What I always wanted

What I always wanted was to completely change and transform my reality. I knew there had to be something pure, powerful, and wholly good; a true happiness I could somehow reach.

That’s how it feels when I let go of my old stories about everything in my reality. When I let go and let my mind soak in relief.

How do I bring this into my everyday life? How do I embrace it more fully?

I think the answer is: keep doing it. Don’t stop. Stop the heavy, leaden thoughts before they even arise. Don’t interrupt your relief for anything. Because nothing benefits when you retell the old stories.

This relief is the relief of being “in the moment”. The moment is all you ever have, that’s why losing it to old stories of past and future feels bad.

But what you have in the moment is…your whole entire being, your spirit, your life, the stream of joy and appreciation that is always flowing to you and through you.

In the moment your most profound happiness is fully available to you, and the circumstances and conditions of reality must change to reflect the happiness we allow.

This momentous joy may not match what we thought would bring happiness. But most of our thoughts of happiness are entangled with thoughts of unworthiness and burden and necessity anyway.

If you can let go of your story, give your mind the relief of being outside the story, then you have the vantage point of eternity.

Stay there, breathe it deep, and make relief your resting place. Let relief rewrite your story one moment at a time. Let relief be the plot and the theme and the setting and the protagonist.

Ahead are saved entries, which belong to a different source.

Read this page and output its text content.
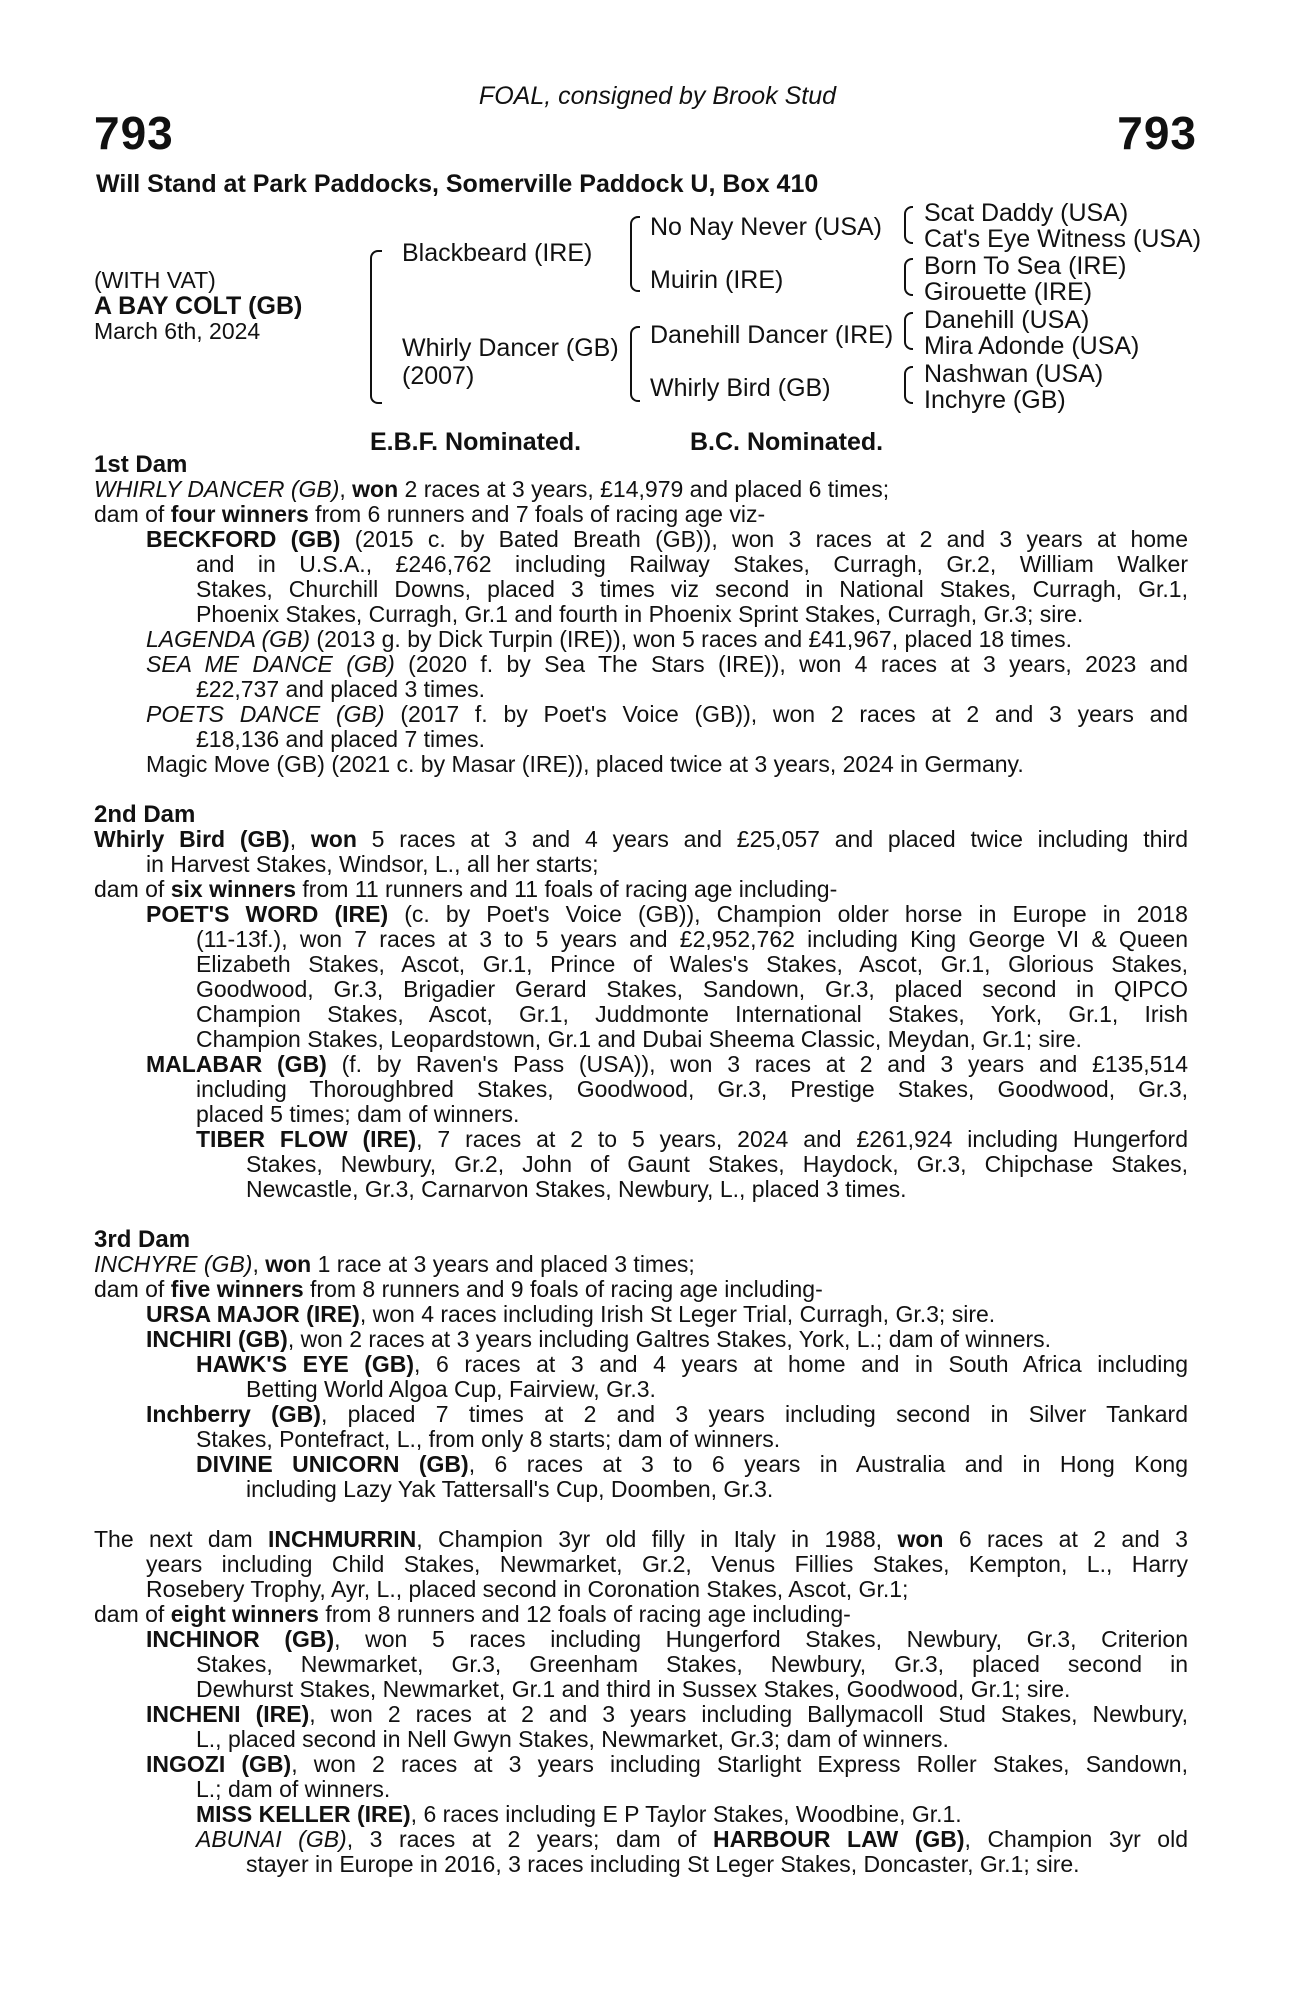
FOAL, consigned by Brook Stud
793	793
Will Stand at Park Paddocks, Somerville Paddock U, Box 410
(WITH VAT)
A BAY COLT (GB)
March 6th, 2024
Blackbeard (IRE)
Whirly Dancer (GB)
(2007)
No Nay Never (USA)
Muirin (IRE)
Danehill Dancer (IRE)
Whirly Bird (GB)
Scat Daddy (USA)
Cat's Eye Witness (USA)
Born To Sea (IRE)
Girouette (IRE)
Danehill (USA)
Mira Adonde (USA)
Nashwan (USA)
Inchyre (GB)
E.B.F. Nominated.	B.C. Nominated.
1st Dam
WHIRLY DANCER (GB), won 2 races at 3 years, £14,979 and placed 6 times;
dam of four winners from 6 runners and 7 foals of racing age viz-
BECKFORD (GB) (2015 c. by Bated Breath (GB)), won 3 races at 2 and 3 years at home
and in U.S.A., £246,762 including Railway Stakes, Curragh, Gr.2, William Walker
Stakes, Churchill Downs, placed 3 times viz second in National Stakes, Curragh, Gr.1,
Phoenix Stakes, Curragh, Gr.1 and fourth in Phoenix Sprint Stakes, Curragh, Gr.3; sire.
LAGENDA (GB) (2013 g. by Dick Turpin (IRE)), won 5 races and £41,967, placed 18 times.
SEA ME DANCE (GB) (2020 f. by Sea The Stars (IRE)), won 4 races at 3 years, 2023 and
£22,737 and placed 3 times.
POETS DANCE (GB) (2017 f. by Poet's Voice (GB)), won 2 races at 2 and 3 years and
£18,136 and placed 7 times.
Magic Move (GB) (2021 c. by Masar (IRE)), placed twice at 3 years, 2024 in Germany.
2nd Dam
Whirly Bird (GB), won 5 races at 3 and 4 years and £25,057 and placed twice including third
in Harvest Stakes, Windsor, L., all her starts;
dam of six winners from 11 runners and 11 foals of racing age including-
POET'S WORD (IRE) (c. by Poet's Voice (GB)), Champion older horse in Europe in 2018
(11-13f.), won 7 races at 3 to 5 years and £2,952,762 including King George VI & Queen
Elizabeth Stakes, Ascot, Gr.1, Prince of Wales's Stakes, Ascot, Gr.1, Glorious Stakes,
Goodwood, Gr.3, Brigadier Gerard Stakes, Sandown, Gr.3, placed second in QIPCO
Champion Stakes, Ascot, Gr.1, Juddmonte International Stakes, York, Gr.1, Irish
Champion Stakes, Leopardstown, Gr.1 and Dubai Sheema Classic, Meydan, Gr.1; sire.
MALABAR (GB) (f. by Raven's Pass (USA)), won 3 races at 2 and 3 years and £135,514
including Thoroughbred Stakes, Goodwood, Gr.3, Prestige Stakes, Goodwood, Gr.3,
placed 5 times; dam of winners.
TIBER FLOW (IRE), 7 races at 2 to 5 years, 2024 and £261,924 including Hungerford
Stakes, Newbury, Gr.2, John of Gaunt Stakes, Haydock, Gr.3, Chipchase Stakes,
Newcastle, Gr.3, Carnarvon Stakes, Newbury, L., placed 3 times.
3rd Dam
INCHYRE (GB), won 1 race at 3 years and placed 3 times;
dam of five winners from 8 runners and 9 foals of racing age including-
URSA MAJOR (IRE), won 4 races including Irish St Leger Trial, Curragh, Gr.3; sire.
INCHIRI (GB), won 2 races at 3 years including Galtres Stakes, York, L.; dam of winners.
HAWK'S EYE (GB), 6 races at 3 and 4 years at home and in South Africa including
Betting World Algoa Cup, Fairview, Gr.3.
Inchberry (GB), placed 7 times at 2 and 3 years including second in Silver Tankard
Stakes, Pontefract, L., from only 8 starts; dam of winners.
DIVINE UNICORN (GB), 6 races at 3 to 6 years in Australia and in Hong Kong
including Lazy Yak Tattersall's Cup, Doomben, Gr.3.
The next dam INCHMURRIN, Champion 3yr old filly in Italy in 1988, won 6 races at 2 and 3
years including Child Stakes, Newmarket, Gr.2, Venus Fillies Stakes, Kempton, L., Harry
Rosebery Trophy, Ayr, L., placed second in Coronation Stakes, Ascot, Gr.1;
dam of eight winners from 8 runners and 12 foals of racing age including-
INCHINOR (GB), won 5 races including Hungerford Stakes, Newbury, Gr.3, Criterion
Stakes, Newmarket, Gr.3, Greenham Stakes, Newbury, Gr.3, placed second in
Dewhurst Stakes, Newmarket, Gr.1 and third in Sussex Stakes, Goodwood, Gr.1; sire.
INCHENI (IRE), won 2 races at 2 and 3 years including Ballymacoll Stud Stakes, Newbury,
L., placed second in Nell Gwyn Stakes, Newmarket, Gr.3; dam of winners.
INGOZI (GB), won 2 races at 3 years including Starlight Express Roller Stakes, Sandown,
L.; dam of winners.
MISS KELLER (IRE), 6 races including E P Taylor Stakes, Woodbine, Gr.1.
ABUNAI (GB), 3 races at 2 years; dam of HARBOUR LAW (GB), Champion 3yr old
stayer in Europe in 2016, 3 races including St Leger Stakes, Doncaster, Gr.1; sire.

Let relief tell you what is possible, and stay there as much as is possible for you right now, without beating yourself up for when you forget it and go back to old habits of thought.

What is more real?

What is more real: the relief you feel when

you let go

Or the resistance of telling your old story,

Linking every new moment back to the old

The dead and the past.

What is more real: the joy you feel or

the complicated details

You can’t seem to filter through

To get through to you.

What is more real: the angst of thinking there must be more or

the freedom you feel when you are

There

More

Now.

Going beyond answers

Caution: may contain answers. Please do not touch the paradox.

The basic law of attraction idea is that you get more of whatever you focus on.

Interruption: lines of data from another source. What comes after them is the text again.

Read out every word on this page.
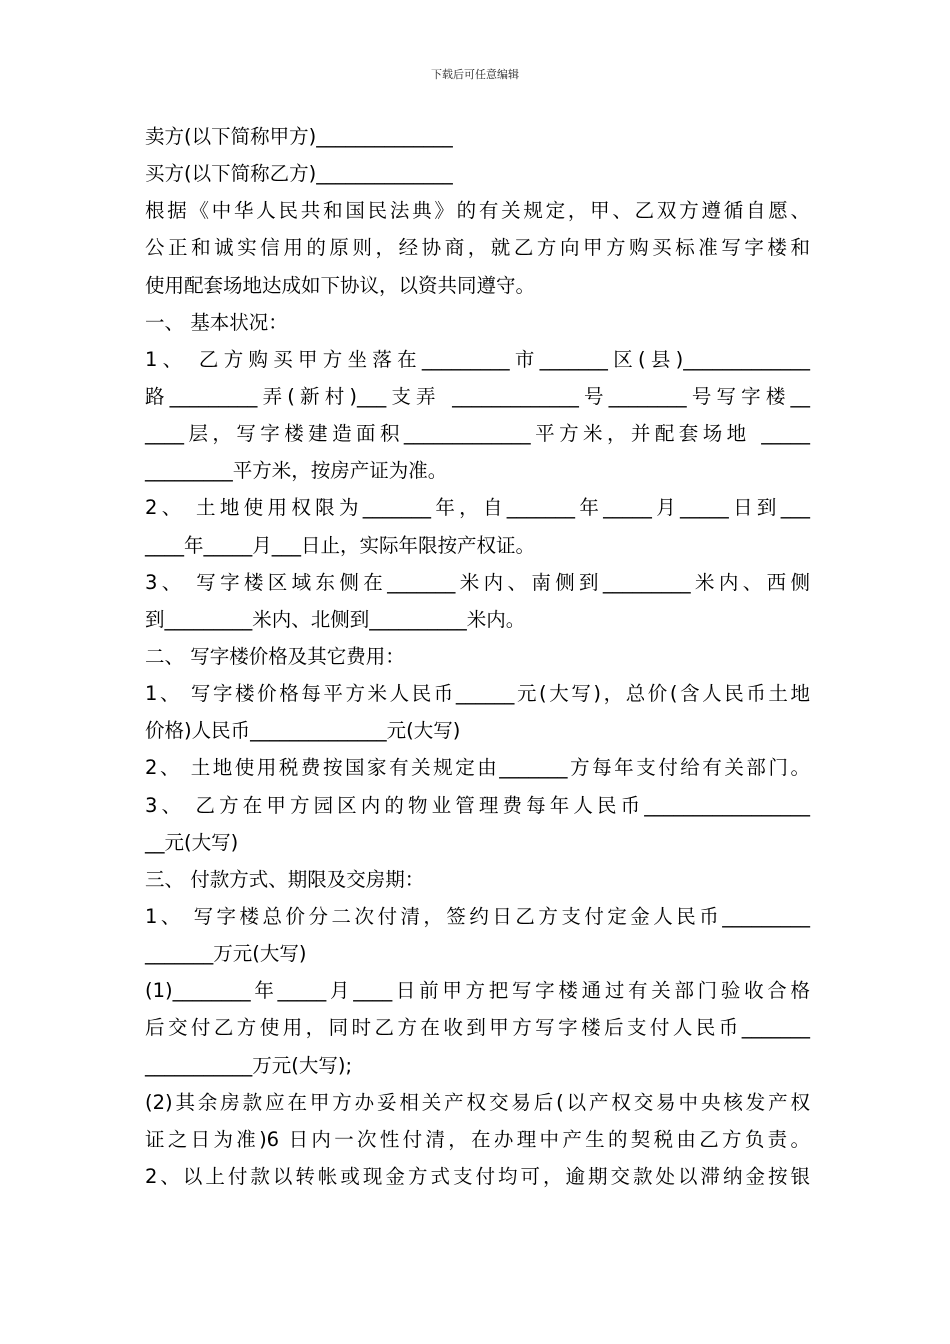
下载后可任意编辑
卖方(以下简称甲方)______________
买方(以下简称乙方)______________
根据《中华人民共和国民法典》的有关规定，甲、乙双方遵循自愿、
公正和诚实信用的原则，经协商，就乙方向甲方购买标准写字楼和
使用配套场地达成如下协议，以资共同遵守。
一、 基本状况：
1、 乙方购买甲方坐落在_________市_______区(县)_____________
路_________弄(新村)___支弄 _____________号________号写字楼__
____层，写字楼建造面积_____________平方米，并配套场地 _____
_________平方米，按房产证为准。
2、 土地使用权限为_______年，自_______年_____月_____日到___
____年_____月___日止，实际年限按产权证。
3、 写字楼区域东侧在_______米内、南侧到_________米内、西侧
到_________米内、北侧到__________米内。
二、 写字楼价格及其它费用：
1、 写字楼价格每平方米人民币______元(大写)，总价(含人民币土地
价格)人民币______________元(大写)
2、 土地使用税费按国家有关规定由_______方每年支付给有关部门。
3、 乙方在甲方园区内的物业管理费每年人民币_________________
__元(大写)
三、 付款方式、期限及交房期：
1、 写字楼总价分二次付清，签约日乙方支付定金人民币_________
_______万元(大写)
(1)________年_____月____日前甲方把写字楼通过有关部门验收合格
后交付乙方使用，同时乙方在收到甲方写字楼后支付人民币_______
___________万元(大写);
(2)其余房款应在甲方办妥相关产权交易后(以产权交易中央核发产权
证之日为准)6 日内一次性付清，在办理中产生的契税由乙方负责。
2、以上付款以转帐或现金方式支付均可，逾期交款处以滞纳金按银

I’ve been focused on understanding and answers for about twenty years, super-intense rumination, philosophy and mysticism, hoping I would suddenly find the pearl of great price and be perfect.

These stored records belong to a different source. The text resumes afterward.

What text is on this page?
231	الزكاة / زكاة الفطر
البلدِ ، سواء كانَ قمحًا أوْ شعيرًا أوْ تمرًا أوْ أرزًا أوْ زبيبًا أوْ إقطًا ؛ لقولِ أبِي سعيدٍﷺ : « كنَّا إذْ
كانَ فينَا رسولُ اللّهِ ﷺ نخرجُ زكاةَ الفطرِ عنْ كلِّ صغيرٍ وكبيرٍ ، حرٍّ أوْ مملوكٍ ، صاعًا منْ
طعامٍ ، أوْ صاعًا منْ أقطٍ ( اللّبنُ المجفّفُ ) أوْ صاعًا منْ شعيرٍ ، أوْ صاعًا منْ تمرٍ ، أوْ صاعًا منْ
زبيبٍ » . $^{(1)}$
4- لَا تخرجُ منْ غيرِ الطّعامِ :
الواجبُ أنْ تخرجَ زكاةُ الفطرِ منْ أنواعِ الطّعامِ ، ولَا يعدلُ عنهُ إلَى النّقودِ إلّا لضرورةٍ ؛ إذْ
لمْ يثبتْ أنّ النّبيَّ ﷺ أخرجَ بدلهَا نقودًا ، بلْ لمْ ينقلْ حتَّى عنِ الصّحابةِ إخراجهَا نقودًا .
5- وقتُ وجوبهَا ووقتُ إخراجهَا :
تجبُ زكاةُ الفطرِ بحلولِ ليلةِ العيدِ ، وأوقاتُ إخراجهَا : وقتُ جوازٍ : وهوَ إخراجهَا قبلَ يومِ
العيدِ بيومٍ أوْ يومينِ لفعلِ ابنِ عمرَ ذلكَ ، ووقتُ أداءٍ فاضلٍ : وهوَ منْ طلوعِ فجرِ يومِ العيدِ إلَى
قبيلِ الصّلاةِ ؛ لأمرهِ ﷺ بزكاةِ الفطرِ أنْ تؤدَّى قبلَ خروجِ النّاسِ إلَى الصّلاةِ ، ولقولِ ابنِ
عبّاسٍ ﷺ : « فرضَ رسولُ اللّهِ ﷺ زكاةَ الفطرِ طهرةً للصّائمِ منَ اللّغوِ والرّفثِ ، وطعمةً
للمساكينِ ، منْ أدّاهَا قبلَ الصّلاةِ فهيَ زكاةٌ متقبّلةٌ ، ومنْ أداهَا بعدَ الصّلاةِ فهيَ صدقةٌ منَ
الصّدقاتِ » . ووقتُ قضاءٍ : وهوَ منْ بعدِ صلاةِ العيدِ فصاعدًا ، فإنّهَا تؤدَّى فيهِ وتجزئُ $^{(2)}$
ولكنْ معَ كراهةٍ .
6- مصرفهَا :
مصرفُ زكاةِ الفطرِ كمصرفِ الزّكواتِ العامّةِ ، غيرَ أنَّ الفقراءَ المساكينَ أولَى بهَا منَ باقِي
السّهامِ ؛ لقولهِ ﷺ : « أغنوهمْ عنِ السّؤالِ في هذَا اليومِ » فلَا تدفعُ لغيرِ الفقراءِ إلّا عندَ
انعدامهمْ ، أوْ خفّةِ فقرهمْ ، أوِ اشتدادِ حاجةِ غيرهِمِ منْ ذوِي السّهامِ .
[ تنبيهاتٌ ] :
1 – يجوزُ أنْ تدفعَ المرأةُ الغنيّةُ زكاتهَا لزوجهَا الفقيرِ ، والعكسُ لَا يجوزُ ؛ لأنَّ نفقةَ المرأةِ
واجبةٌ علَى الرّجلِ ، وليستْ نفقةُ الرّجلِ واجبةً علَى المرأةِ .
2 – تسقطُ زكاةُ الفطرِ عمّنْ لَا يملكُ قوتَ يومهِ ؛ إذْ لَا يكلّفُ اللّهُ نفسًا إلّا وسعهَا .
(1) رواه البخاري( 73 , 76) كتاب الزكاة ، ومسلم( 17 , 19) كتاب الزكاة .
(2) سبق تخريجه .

It was mostly motivated by fear and lack, so of course the answers I found were never enough.

In learning to meditate I’m wanting to go beyond that whole dimension of answers I’ve accrued and find something more satisfying and more pure.

That’s a good intention. In fact it’s inspiration. I have a backlog of unfelt relief three miles high just waiting to be enjoyed.

Meditation for narrative discontinuity

Without going all author-itative on you, I know what it’s like to write a story, a narrative, and keep thinking “what’s next?” while smoothing out the continuity.

There’s a whole lot of unspoken convention and flow that keeps the audience engaged, and a potentially infinite number of things that could be written that would break the narrative and ruin the story.

We don’t like stories where the character or the setting change for no reason.

But that’s exactly what I want for myself

My own continuity is holding me back, and the continuity lives in my habitual thoughts. Meditation as a way of finding relief without habitual thinking is like a personal deus ex machina swooping in to change things without regard to narrative coherence.

Deus ex meditatio?

My Latin is crap but you get the idea.

Meditation feels like intense relief because it takes me out of the old story, the confining narrative I’ve kept alive for myself.

When I was severely depressed the stories I wrote were bleak and horrible without meaning to be. It’s just what made sense in that state of mind.

How much moreso the story I’ve told myself only half-aware?

When meditation stops the story, it’s the ultimate freedom from old narrative pressures, conventions and constraints. It’s a new creation, true rest, and respite from a world that doesn’t need to be.

I don’t have to make this relief fit; I can’t. My old story is an old wineskin. Time to start afresh.